During this trip, I did a lot of flower picking. A lot of flower viewing. A lot of flower picture taking. Vincent and Louise were servant leaders that worked for systemic change, while caring about each individual person. This I knew going into this trip. This I knew matched my personal philosophy.
But I didn’t expect me to be profoundly in awe by the flowers in Versailles. Or by the foggy countryside in the backdrop of Folleville where Vincent originally asked, “What Must be Done?” Or by the silence filling a full church of Parisians praying to St. Louise 400 years after her death. I didn’t expect to be in awe by the beauty of simplicity.
This trip made me slow down in a way that shocked me. It opened my eyes to the ways that us student leaders can burn ourselves out, inherently hurting ourselves and detracting from ‘the good fight’, if we never stop to, ya know, smell the roses.
It opened my eyes to opening my eyes. Appreciating the flowers. Taking photos of things that make my heart want to burst. Writing about the people and places and spaces that have formatively shaped me. Sitting in a chair and feeling the sun in every pore of my body. Breathing. Living for a moment just to ‘be’.
Vincent and Louise did a lot of good. Enough good that we’re still talking about it 400 years later. Enough good that it is inherent in the work us DePaul students are doing, whether we realize (or want to admit it) or not.
But they also lived and breathed and struggled and wrote and painted and saw the world in front of them and appreciated it along with all the people in it.
“What must be done?” is a profoundly simple question with an unlimited number of debatable answers. It’s philosophical and theoretical, yet practical and ordinary. What must be done in our own communities? What must be done for our neighbor? What must be done for those who are so marginalized that our lives never cross geographic paths?

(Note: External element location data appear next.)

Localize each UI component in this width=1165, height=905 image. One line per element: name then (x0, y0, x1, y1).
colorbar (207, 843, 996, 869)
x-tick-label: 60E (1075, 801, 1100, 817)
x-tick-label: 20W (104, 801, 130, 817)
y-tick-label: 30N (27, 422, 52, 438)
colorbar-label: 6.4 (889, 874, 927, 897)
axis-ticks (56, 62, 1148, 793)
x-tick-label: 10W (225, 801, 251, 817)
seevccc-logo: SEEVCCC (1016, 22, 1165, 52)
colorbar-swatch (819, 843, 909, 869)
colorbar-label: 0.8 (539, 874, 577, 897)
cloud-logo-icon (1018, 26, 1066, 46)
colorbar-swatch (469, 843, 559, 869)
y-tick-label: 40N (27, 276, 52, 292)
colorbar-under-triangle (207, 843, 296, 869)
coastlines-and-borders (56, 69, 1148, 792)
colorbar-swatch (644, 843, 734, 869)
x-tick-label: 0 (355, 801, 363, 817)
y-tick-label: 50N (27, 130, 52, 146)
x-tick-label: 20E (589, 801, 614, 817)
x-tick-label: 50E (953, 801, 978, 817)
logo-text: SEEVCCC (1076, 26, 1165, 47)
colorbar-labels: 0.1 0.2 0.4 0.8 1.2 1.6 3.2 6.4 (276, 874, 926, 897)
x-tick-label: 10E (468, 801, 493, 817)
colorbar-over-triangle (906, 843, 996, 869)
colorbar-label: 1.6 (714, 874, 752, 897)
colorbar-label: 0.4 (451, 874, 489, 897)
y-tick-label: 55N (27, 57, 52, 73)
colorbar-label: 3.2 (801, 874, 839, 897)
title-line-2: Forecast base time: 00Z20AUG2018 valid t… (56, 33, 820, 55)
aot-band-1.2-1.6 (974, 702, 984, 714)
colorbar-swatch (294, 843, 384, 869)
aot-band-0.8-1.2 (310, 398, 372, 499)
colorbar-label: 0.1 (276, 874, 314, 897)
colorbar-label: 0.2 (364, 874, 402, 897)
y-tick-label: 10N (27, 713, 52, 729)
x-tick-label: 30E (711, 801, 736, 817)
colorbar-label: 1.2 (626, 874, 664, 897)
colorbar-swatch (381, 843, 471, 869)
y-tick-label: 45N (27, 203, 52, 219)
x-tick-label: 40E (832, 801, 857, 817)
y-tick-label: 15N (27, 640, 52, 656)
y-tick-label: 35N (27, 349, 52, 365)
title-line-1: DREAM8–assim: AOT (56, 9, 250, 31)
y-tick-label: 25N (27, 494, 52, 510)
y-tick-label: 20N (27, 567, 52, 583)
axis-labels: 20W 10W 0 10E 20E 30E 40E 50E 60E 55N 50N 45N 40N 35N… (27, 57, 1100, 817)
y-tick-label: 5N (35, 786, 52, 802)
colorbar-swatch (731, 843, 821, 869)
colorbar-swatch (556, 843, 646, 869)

It’s a question we are trained, as DePaul students, to ask without falter. This trip has shown me how these questions must be asked in an idealistic way. We must work for our ideals in order to move the arc of the moral universe closer to justice. We must ask these questions in the classroom and in our jobs, but also in our personal relationships, and to ourselves.
We must take care of each other. We must take care of our community and our world without falter.
We must take care of ourselves.
I’m glad I didn’t go into Paris with any aerial expectations. I truly absorbed the city through my experiences, and learned of the beautiful simplicity that my good friends Vinny and Louise are always talkin’ about.
I learned to breathe and to be, and I could not have without the people, places, and spaces who have formatively shaped me.